Boy howdy. I’ll drink to that. As long as the gub’nah will let me, that is.

Bang-up job, New Mexico

Sunrises and sunsets will be exempt from restrictions
during The Clampdown.

Welp, the gub’nah made it official on Friday the 13th: New Mexico is shit out of luck.

Starting Monday we’re back to where we were in April, more or less: non-essential businesses and nonprofits must cease “in-person activities;” essential businesses (including bicycle repair shops) may operate with restrictions and a reduced workforce; and all New Mexicans “are instructed to shelter in place” save for “the most essential trips for health, safety, and welfare.”

I’d like to give a shoutout to all the fuckwits who have been insisting on strutting around with their faces hanging out, throwing parties, hootenannies, and jamborees, and otherwise acting the fool.

A second shoutout goes to all the poor sods at USPS, UPS, and FedEx who are going to get hernias, sciatica, and flat feet delivering Internet purchases throughout the Land of Enchantment as local retailers suck the bleachy end of a wet mop for the next couple of weeks.

Finally, lo siento mucho to everyone who has to try to enforce this edict, badged or unbadged. I anticipate a few tense moments along the way and a fella can’t find ammo anywhere at any price.

Look for a strong uptick in the online sale of items that do not require a background check or waiting period, such as baseball bats, ax handles, and tire irons.

Toast, master

A one-pound mini-loaf from our new-used Toastmaster Bread Box.

We missed the Big Breadmaking Boom of the Apocalypse.

By the time we thought, “Hmm, might be nice to start making our own bread,” all the ingredients had become as rare as plague-free toadies among Adolf Twitler’s Brown Noses.

Anyway, I am not a baker. Too much math, too hands-on, too much finicky attention required by too many niggling little details, especially at altitude. It’s classical, and while I appreciate the art form, I’m more of a jazz kind of guy, prone to improbable improvisations. Faced with a binary choice — right way vs. wrong way — I’ll say, “No way,” and walk away.

Herself makes the occasional pan of cornbread, but it’s tough to stuff a wedge of cornbread in the toaster.

The device at work.

We had an automatic breadmaker once, a gift from my sister. It was a Toastmaster Bread Box and cranked out serviceable loaves of whole-wheat goodness when we lived up near Weirdcliffe and acquiring proper groceries involved a 110-mile road trip at minimum.
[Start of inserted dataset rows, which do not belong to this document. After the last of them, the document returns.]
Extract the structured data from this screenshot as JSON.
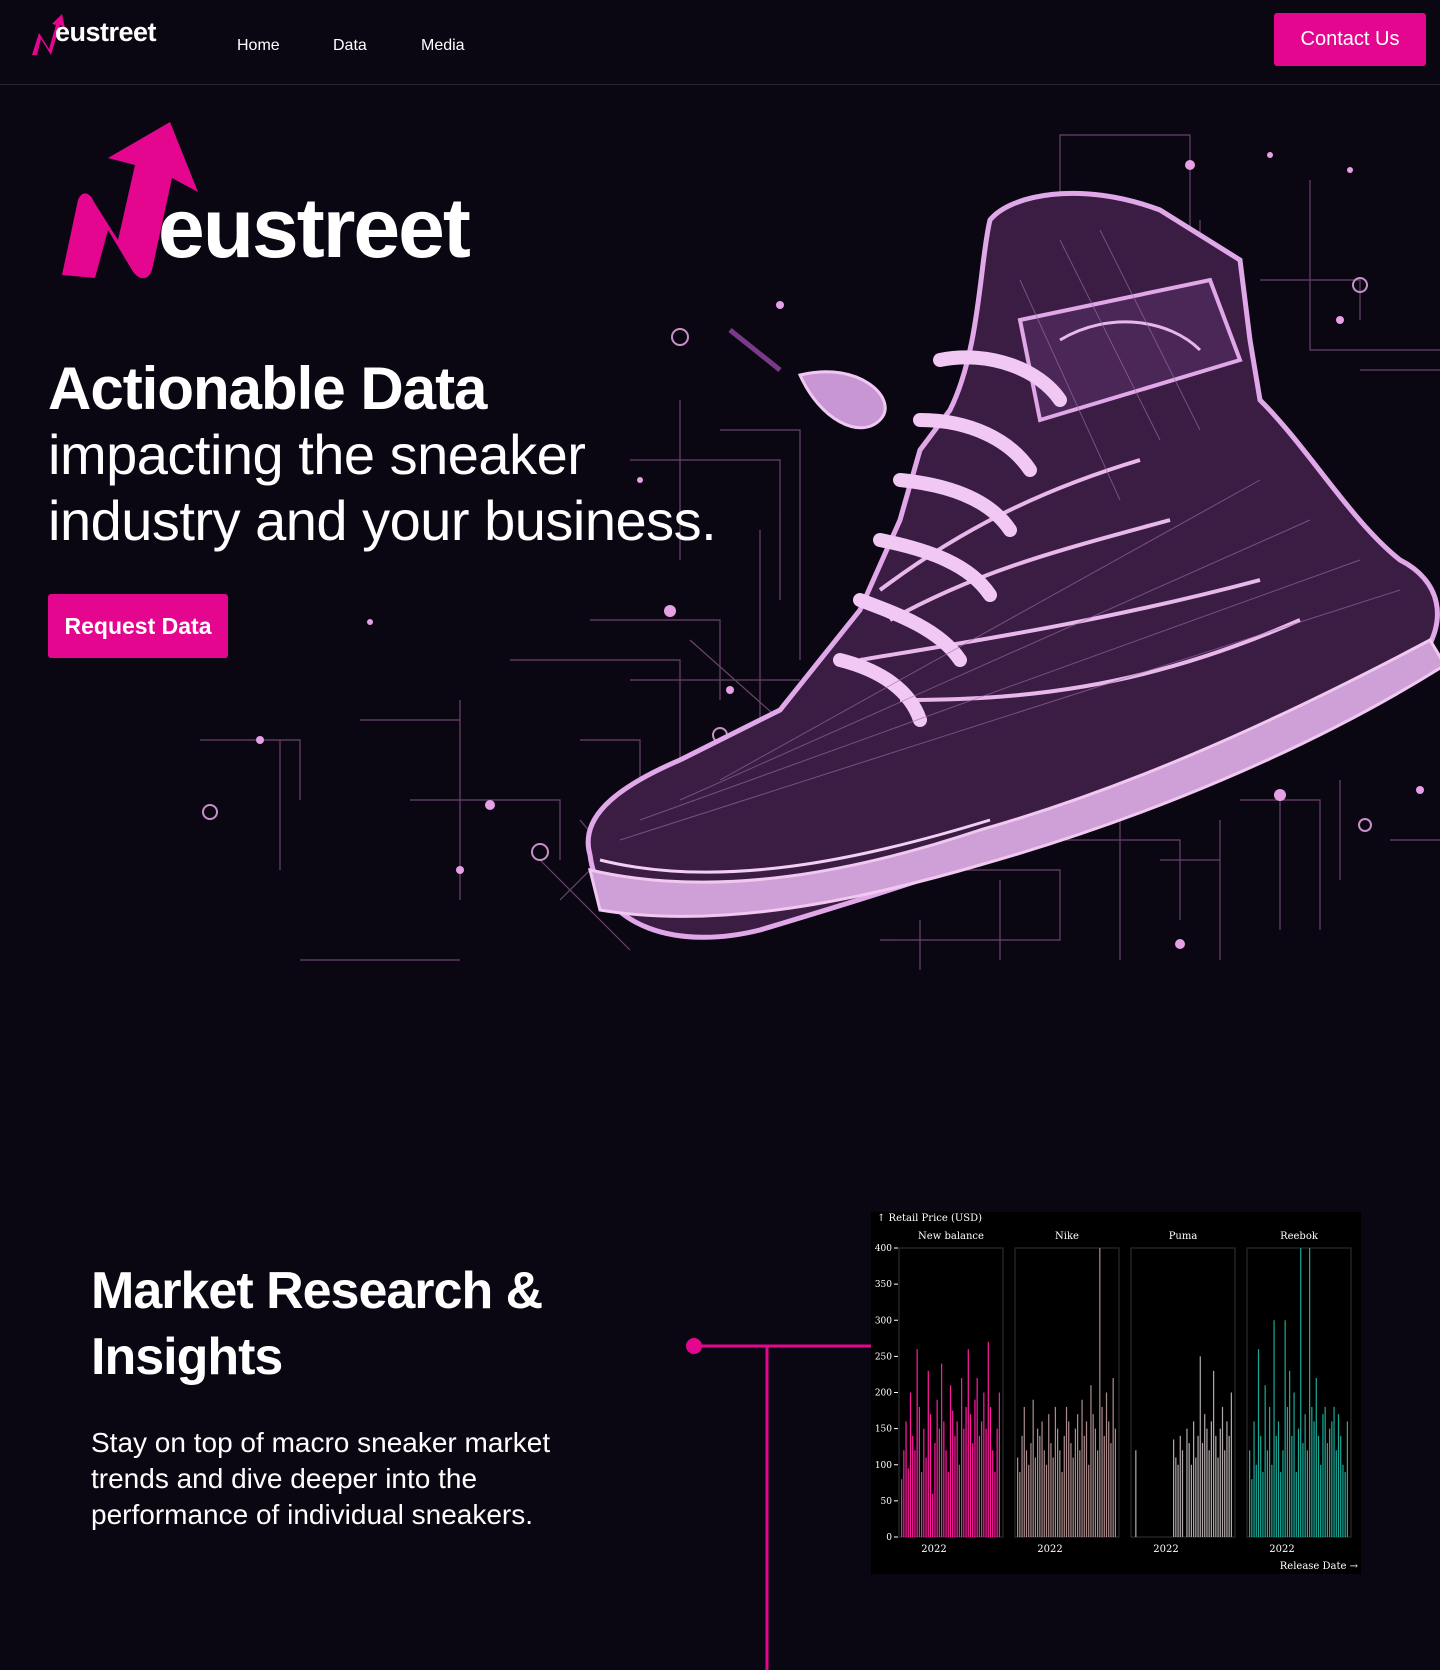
{
  "brand": {
    "name": "eustreet",
    "accent_color": "#e5068f",
    "background_color": "#0a0612"
  },
  "nav": {
    "links": [
      "Home",
      "Data",
      "Media"
    ],
    "contact_label": "Contact Us"
  },
  "hero": {
    "headline": "Actionable Data",
    "subline_1": "impacting the sneaker",
    "subline_2": "industry and your business.",
    "cta_label": "Request Data",
    "image": "sneaker-circuit-illustration"
  },
  "research": {
    "title_line_1": "Market Research &",
    "title_line_2": "Insights",
    "description": "Stay on top of macro sneaker market trends and dive deeper into the performance of individual sneakers."
  },
  "chart_data": {
    "type": "bar",
    "ylabel": "Retail Price (USD)",
    "xlabel": "Release Date",
    "ylim": [
      0,
      400
    ],
    "yticks": [
      0,
      50,
      100,
      150,
      200,
      250,
      300,
      350,
      400
    ],
    "grid": false,
    "panels": [
      {
        "name": "New balance",
        "xtick": "2022",
        "color": "#ff1aa0",
        "values": [
          80,
          120,
          160,
          95,
          200,
          140,
          120,
          260,
          180,
          90,
          150,
          110,
          230,
          170,
          60,
          130,
          190,
          150,
          240,
          160,
          120,
          90,
          210,
          175,
          140,
          160,
          100,
          220,
          150,
          180,
          260,
          170,
          130,
          190,
          220,
          140,
          160,
          200,
          150,
          270,
          180,
          120,
          90,
          150,
          200
        ]
      },
      {
        "name": "Nike",
        "xtick": "2022",
        "color": "#a88a8a",
        "values": [
          110,
          90,
          140,
          180,
          120,
          100,
          130,
          190,
          110,
          150,
          140,
          160,
          120,
          100,
          170,
          130,
          110,
          180,
          150,
          120,
          90,
          140,
          180,
          160,
          130,
          110,
          150,
          170,
          120,
          190,
          140,
          160,
          100,
          210,
          170,
          150,
          120,
          400,
          180,
          140,
          200,
          160,
          130,
          220,
          150
        ]
      },
      {
        "name": "Puma",
        "xtick": "2022",
        "color": "#b0a8a8",
        "values": [
          0,
          120,
          0,
          0,
          0,
          0,
          0,
          0,
          0,
          0,
          0,
          0,
          0,
          0,
          0,
          0,
          0,
          0,
          135,
          110,
          100,
          140,
          120,
          0,
          150,
          130,
          100,
          160,
          110,
          140,
          250,
          130,
          170,
          150,
          120,
          160,
          230,
          140,
          110,
          150,
          180,
          120,
          160,
          140,
          200
        ]
      },
      {
        "name": "Reebok",
        "xtick": "2022",
        "color": "#1aa898",
        "values": [
          120,
          80,
          160,
          100,
          260,
          140,
          90,
          210,
          120,
          180,
          100,
          300,
          140,
          160,
          90,
          120,
          300,
          180,
          230,
          140,
          200,
          90,
          150,
          400,
          130,
          170,
          120,
          400,
          180,
          160,
          220,
          140,
          100,
          170,
          180,
          130,
          150,
          160,
          180,
          120,
          170,
          140,
          100,
          90,
          160
        ]
      }
    ]
  }
}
Once we moved back to what passed for civilization the breadmaker went away in some unremarkable fashion, there being a Whole Paycheck, a Wild Oats, and other fine establishments doing the baking so we didn’t have to, even with machinery. You could get a loaf from the hippies at Mountain Mama that made you feel like a beaver gnawing a tree.

But here in the Year of Living Antiseptically our favorite English muffins abruptly vanished without warning, not unlike democracy, science, and common sense. And as I noted earlier, by the time we started weighing our options there were none, and nothing to weigh them with, either.
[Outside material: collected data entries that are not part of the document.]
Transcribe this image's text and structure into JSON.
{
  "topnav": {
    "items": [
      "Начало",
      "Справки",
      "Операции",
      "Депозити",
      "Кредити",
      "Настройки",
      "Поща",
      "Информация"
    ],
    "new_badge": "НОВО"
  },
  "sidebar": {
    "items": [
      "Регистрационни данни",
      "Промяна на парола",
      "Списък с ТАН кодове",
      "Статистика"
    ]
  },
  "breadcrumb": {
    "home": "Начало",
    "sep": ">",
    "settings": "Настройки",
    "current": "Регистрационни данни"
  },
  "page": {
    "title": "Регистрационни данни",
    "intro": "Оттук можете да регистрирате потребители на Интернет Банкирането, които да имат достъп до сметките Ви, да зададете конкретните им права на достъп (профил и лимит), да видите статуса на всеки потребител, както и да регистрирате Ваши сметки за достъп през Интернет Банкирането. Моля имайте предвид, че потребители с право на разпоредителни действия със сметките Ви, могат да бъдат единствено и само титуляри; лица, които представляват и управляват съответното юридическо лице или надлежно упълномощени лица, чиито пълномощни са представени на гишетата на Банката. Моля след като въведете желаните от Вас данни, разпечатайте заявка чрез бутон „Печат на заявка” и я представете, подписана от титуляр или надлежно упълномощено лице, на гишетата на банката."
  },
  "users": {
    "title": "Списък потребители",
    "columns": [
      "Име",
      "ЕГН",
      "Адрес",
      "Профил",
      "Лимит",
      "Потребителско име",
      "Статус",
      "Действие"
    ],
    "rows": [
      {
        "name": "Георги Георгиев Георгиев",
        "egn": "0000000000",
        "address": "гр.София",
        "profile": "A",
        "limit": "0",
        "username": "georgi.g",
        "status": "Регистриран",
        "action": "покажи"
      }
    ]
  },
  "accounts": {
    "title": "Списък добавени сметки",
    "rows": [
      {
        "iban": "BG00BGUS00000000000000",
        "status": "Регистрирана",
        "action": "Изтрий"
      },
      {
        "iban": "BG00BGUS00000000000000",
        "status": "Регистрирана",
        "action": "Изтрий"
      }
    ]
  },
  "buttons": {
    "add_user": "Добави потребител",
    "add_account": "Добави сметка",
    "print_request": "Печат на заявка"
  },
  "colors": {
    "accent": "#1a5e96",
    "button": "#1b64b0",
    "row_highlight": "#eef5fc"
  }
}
Herself made a few pans of cornbread, which was fine, unless we wanted toast. Locally made tortillas we have aplenty. But goddamnit all anyway, sometimes a fella just wants a slice of something toasted with butter and jam while he enjoys his morning coffee and tsk-tsks at the news.

I priced modern breadmakers and after recovering from the coronary remembered that there was no yeast to be had anyway.
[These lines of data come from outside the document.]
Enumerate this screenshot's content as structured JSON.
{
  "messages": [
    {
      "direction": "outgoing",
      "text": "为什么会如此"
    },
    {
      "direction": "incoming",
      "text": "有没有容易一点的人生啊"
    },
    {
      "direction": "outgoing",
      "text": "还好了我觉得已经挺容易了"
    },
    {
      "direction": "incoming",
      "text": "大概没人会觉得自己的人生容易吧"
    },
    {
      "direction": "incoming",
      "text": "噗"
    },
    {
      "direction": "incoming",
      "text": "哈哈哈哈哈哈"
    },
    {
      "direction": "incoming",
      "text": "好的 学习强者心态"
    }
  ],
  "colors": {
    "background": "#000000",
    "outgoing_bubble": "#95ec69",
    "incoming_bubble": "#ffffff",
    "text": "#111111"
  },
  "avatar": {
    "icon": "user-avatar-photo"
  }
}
Something is coming to call, and I don’t think it’s bringing bread.

And then, a miracle occurred.

After an unauthorized stop at a neighborhood garage sale Herself came home bearing — wait for it — a Toastmaster Bread Box.

A lightly used Model 1172X, it looks exactly like our old one save for the kneading blade, which seems larger.

The cost: $20. Even a senior citizen on a fixed income can bear that fiscal burden.

With yeast suddenly available again, we were in the breadmaking bidness. The inaugural loaf was kind of meh due to a poor choice of recipes (molasses, barf). But the next two, plucked straight from the owner’s manual, were perfect.

Now it’s all toasty around here in the morning. And just in time, too. Winter is coming.